Originally Posted by
Patrick Kane
I did several huge acquisitions of "cheap" lumber like you, and each time i ask myself, "why did i do this!?!?". The labor involved with moving that much wood by hand is always awful. Like your experience, i ended up with 'free lumber' and some profit for my time. The one time was very much worth it, maybe 2,000 bdft of exotics--ipe, teak, cumaru, bubinga, wenge--with another 4-5,000 feet of domestics like QS oak, walnut etc. That was an incredible pain, but enough leftover to pay for my used Felder. My last time was a significant amount of labor and time to part out. I think that was my lesson not to buy large lumber lots again unless they are very valuable species. Trying to sell flat sawn 4/4 oak etc. is a waste of time.
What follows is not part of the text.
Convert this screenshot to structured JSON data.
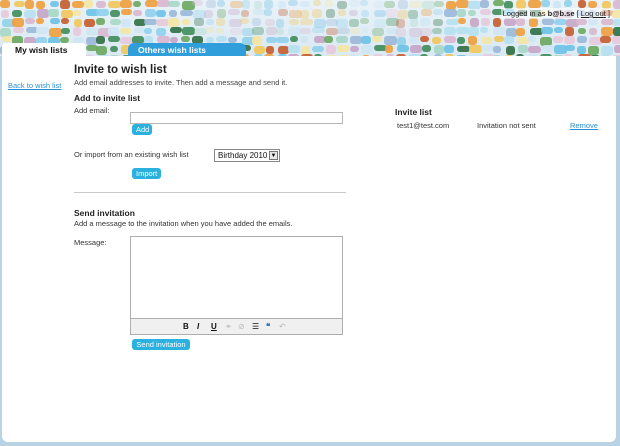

I lean towards a higher quality used saw instead of raising your budget a lot, but realize that isnt for everybody. I also encouraged the longer slider, because 8-9' should cover your ripping needs 90% of the time. When you want to rip something longer than your sliding table, you usually cant do it clamped to the sliding table(there are some jigs to overcome this), and you typically need to remove the crosscut fence/outrigger to make the rip cut. This is if your offcut will be wider than 1/2"-1" depending on the saw. This isnt too too awful, but depending on the build quality of the saw, now you might be forced to re-calibrate the crosscut fence to your blade when you re-attach the outrigger and fence. If you have to do that for every project, then that is an enormous PITA, in my opinion. Finally, a longer capacity just makes it easier to do smaller jobs. For example, i found it easier/better to plane or joint an 11" board on a 12" jointer or planer, than a 12" wide board on a 12" wide machine. I dont have a 48-49" sliding table, but i imagine crosscutting a sheet of plywood is a little cramped. Not as much room for clamps or a FF jig. What you describe with breaking up the sheet into smaller pieces will get you to the same end result, but you will make many more cuts to get there. With a 9' stroke, you can true up one length of the sheet. After that is trued, you use that as your reference edge for crosscutting. What you describe with breaking the sheet into 4 smaller pieces before taking to your saw means each smaller piece will need to have one edge trued before crosscutting to length. Otherwise, you are trusting factory edges etc, which sorta defeats the purpose of owning a quality sliding saw.